Education

Peach BOE approves consent order for integrated status

FORT VALLEY -- The Peach County school system moved one step closer to official desegregation at Tuesday’s school board meeting.

The board voted unanimously to authorize attorney Phil Hartley of Harbin, Hartley & Hawkins to sign a consent order deeming the school unitary, or integrated, on five of the six Green factors outlined in the federal desegregation order of 1974. According to the order, the district has met requirements in faculty and staff selection, extracurricular activities, discipline, transportation and facilities.

“I just want to reiterate that five of the six have already passed and been unitary,” board Vice Chairwoman Virginia Dixon said.

The area with work remaining is the district’s gifted program. While board members and Superintendent Daryl Fineran declined further comment due to the ongoing legal process, Fineran said the opportunity to get more students involved in gifted classes was a positive thing.

“We’re going to do everything we can to get more students identified as gifted in Peach County,” he said.

The consent order will be officially filed once approved and signed by all parties, including the U.S. Department of Justice.

The district’s transition to a charter system could help with the gifted program participation.

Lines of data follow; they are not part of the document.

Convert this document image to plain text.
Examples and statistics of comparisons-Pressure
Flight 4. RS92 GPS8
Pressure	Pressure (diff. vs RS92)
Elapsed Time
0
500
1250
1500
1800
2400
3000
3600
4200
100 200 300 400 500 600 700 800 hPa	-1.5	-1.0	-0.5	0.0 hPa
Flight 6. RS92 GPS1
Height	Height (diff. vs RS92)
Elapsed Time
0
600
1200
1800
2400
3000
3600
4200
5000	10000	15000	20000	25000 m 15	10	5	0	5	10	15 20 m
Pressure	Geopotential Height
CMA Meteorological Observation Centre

The board heard two presentations about that process Tuesday, with one coming from Georgia Department of Education consultant Sherrie Gibney-Sherman.

Depending on how the district’s charter is written, administrators could allow students who didn't score high enough on the gifted assessment to be identified for the program to still be placed in gifted classes. Gibney-Sherman said that’s important because not all gifted students are good test-takers, and they could improve future test scores by being exposed to gifted education.

On top of that, there is currently a cap of 21 students in a gifted class, which means even 22 gifted students requires the district to hire another teacher.

“As a charter system, you don’t have to do that,” Gibney-Sherman said.

Class size is one of the “big four” waivers that charter systems can ask for from the state, along with expenditure control, certification and salary schedule. Less strict certification requirements would free up the district to hire qualified instructors who may not have a background in education but have valuable experience elsewhere.

At a training session earlier in the day, chairman Ben McDaniel pointed to a retired military engineer that is teaching engineering in Fulton County schools.

“Now, he didn’t have a certificate, and they were very successful,” McDaniel said, noting that engineering has been a tough position for Peach County to fill.

A charter system differs from an individual charter school, like Macon Charter Academy, the Academy for Classical Education and the planned Byron Peach Charter High School, Gibney-Sherman said.

In a charter system, each school has a governing board, but while those boards are required to have input in decisions relating to personnel and resources, all of Peach County’s schools would operate under the same charter. Further, the school board would still have final say on those decisions.

“Nothing changes as far as what a local school board’s job is,” Fineran said.

The board will now begin drafting an official charter application and contract, which is expected to be completed by June. In the meantime, school governing boards made of teachers, parents and other community members will need to be elected and trained.

Peach County school board members are next set to gather for their monthly study session on Oct. 27 at 6 p.m.

To contact writer Jeremy Timmerman, call 744-4331 or find him on Twitter@MTJTimm.

CORRECTION: In an earlier version of this story, the impact on the district's gifted program was described incorrectly. No system can waive the testing requirement for entry into the program, but students who have not been identified as gifted may be allowed to take gifted classes without being counted in the program.